A presidente do Banco do Brasil (BBAS3), Tarciana Medeiros, declarou que a inadimplência no setor agropecuário atingiu níveis históricos na instituição. Durante uma live com analistas e público em geral, a executiva destacou que a proporção atual de inadimplência é a maior já registrada na longa relação do banco com o agro.
Segundo a executiva, o banco enfrenta o pico de inadimplência no setor agrícola. Tarciana tranquilizou ao informar que a provisão para cobrir essas perdas já está refletida no balanço da instituição.
Tarciana Medeiros destacou uma mudança de postura do Banco do Brasil em relação ao setor agropecuário. Anteriormente conhecido como um banco mais flexível, passaram a adotar medidas mais rígidas, como a judicialização de dívidas.
A CEO abordou também a inadimplência na pessoa física, indicando uma melhora nessa frente. Ressaltou que já percebem uma recuperação no segundo semestre, fruto das estratégias adotadas pelo banco.
Tarciana Medeiros mencionou a importância de ajustes na resolução nº 4.966 do Conselho Monetário Nacional, a fim de melhor adequar à realidade do Banco do Brasil. Ela apontou a necessidade de provisões para cobrir perdas esperadas, destacando que não pretende abrir mão do modelo de risco da instituição.
A executiva enfatizou que, apesar de não abrir mão do modelo de risco, houve um agravamento das provisões no atual cenário. A CEO demonstrou uma postura de cautela em relação aos desafios presentes, mas reforçou a confiança nas estratégias adotadas pela instituição para lidar com os impactos da inadimplência.
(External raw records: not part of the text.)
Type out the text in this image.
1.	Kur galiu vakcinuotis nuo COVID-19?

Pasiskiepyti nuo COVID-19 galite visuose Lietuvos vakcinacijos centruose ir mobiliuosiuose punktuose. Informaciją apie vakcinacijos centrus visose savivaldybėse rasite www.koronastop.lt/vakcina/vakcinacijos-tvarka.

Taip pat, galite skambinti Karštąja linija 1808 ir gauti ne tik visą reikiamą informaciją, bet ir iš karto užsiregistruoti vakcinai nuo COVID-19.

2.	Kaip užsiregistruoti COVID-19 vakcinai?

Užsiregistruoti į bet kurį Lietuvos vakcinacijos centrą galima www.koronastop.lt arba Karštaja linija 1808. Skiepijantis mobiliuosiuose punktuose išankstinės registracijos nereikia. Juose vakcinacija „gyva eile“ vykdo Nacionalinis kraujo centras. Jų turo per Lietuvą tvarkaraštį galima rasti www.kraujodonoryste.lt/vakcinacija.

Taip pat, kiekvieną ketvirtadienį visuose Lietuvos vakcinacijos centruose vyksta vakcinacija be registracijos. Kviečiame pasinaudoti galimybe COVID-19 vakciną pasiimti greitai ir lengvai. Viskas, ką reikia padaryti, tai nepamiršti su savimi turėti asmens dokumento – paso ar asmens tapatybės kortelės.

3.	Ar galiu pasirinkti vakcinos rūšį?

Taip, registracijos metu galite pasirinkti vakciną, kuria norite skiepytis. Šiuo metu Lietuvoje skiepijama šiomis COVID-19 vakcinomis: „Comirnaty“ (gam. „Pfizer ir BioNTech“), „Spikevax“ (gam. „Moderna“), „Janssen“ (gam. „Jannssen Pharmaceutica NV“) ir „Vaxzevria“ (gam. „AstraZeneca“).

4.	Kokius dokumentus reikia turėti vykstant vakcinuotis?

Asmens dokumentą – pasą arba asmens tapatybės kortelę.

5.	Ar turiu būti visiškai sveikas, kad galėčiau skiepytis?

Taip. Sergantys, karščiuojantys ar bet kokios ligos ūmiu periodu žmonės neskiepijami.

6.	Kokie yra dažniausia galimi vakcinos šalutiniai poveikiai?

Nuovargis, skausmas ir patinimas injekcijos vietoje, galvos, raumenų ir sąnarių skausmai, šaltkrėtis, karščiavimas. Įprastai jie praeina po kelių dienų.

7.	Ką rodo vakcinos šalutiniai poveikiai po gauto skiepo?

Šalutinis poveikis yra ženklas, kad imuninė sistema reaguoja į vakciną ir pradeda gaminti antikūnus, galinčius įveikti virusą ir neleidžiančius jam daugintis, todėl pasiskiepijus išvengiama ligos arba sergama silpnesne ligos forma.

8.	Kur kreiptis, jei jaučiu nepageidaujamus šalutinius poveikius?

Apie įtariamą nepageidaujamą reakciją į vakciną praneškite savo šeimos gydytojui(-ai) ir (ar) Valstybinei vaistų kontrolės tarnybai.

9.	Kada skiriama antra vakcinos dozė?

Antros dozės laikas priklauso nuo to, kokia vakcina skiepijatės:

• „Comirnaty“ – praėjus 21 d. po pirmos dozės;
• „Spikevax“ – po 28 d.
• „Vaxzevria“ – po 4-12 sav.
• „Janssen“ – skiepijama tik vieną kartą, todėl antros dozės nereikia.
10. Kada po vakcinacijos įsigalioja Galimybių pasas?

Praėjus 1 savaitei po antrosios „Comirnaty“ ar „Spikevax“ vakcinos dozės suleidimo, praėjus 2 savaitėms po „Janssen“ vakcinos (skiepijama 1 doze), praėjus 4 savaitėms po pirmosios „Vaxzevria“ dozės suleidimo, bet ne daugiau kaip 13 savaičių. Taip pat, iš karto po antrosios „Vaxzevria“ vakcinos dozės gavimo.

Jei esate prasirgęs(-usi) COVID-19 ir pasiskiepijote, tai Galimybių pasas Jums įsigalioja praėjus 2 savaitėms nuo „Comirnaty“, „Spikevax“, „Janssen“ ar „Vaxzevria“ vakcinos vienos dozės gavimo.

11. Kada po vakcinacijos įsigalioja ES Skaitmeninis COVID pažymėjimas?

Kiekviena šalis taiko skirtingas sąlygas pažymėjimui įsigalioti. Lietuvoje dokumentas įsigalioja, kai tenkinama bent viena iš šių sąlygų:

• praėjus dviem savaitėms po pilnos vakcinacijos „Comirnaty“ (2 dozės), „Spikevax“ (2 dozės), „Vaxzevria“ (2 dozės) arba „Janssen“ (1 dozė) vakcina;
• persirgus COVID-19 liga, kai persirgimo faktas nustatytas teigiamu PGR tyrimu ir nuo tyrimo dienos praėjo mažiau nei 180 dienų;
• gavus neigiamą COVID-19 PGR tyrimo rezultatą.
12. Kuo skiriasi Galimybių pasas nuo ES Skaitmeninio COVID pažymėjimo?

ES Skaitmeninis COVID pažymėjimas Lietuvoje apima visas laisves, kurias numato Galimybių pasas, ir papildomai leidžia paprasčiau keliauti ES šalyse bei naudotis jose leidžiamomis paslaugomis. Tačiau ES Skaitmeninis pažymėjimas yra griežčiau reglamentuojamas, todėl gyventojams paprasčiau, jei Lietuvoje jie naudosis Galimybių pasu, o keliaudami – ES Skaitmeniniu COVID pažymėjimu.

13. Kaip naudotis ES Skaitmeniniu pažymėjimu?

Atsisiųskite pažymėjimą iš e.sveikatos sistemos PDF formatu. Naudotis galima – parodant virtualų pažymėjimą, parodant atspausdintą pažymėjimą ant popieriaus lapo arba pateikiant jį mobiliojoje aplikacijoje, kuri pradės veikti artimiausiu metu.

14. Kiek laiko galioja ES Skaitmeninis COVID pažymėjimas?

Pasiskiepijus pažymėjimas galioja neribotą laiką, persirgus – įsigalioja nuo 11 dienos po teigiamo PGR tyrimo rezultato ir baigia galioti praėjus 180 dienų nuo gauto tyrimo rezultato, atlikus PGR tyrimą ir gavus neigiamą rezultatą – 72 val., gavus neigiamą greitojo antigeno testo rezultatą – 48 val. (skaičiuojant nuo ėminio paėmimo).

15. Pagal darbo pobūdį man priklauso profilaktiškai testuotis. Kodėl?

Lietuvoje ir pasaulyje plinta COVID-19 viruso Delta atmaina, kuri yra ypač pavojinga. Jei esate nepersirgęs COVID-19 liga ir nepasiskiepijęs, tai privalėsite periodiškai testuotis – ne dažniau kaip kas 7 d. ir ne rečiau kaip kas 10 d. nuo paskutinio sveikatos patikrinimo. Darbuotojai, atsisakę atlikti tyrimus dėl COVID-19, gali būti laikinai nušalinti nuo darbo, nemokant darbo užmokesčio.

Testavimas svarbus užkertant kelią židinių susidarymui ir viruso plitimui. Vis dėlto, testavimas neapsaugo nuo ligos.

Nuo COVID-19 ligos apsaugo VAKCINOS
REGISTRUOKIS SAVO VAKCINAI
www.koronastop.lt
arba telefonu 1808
O Banco do Brasil (BBAS3) enfrenta um cenário desafiador com a inadimplência no setor agropecuário atingindo patamares históricos. A instituição está adotando medidas mais rigorosas, como a judicialização de dívidas, em um movimento de mudança de postura em relação a esse segmento.
Apesar dos desafios, a executiva destacou sinais de melhora na inadimplência da pessoa física e demonstrou confiança nas estratégias adotadas para enfrentar o atual cenário econômico. A necessidade de ajustes na regulamentação vigente também foi apontada como estratégica para refletir a realidade do Banco do Brasil e garantir a sustentabilidade financeira da instituição.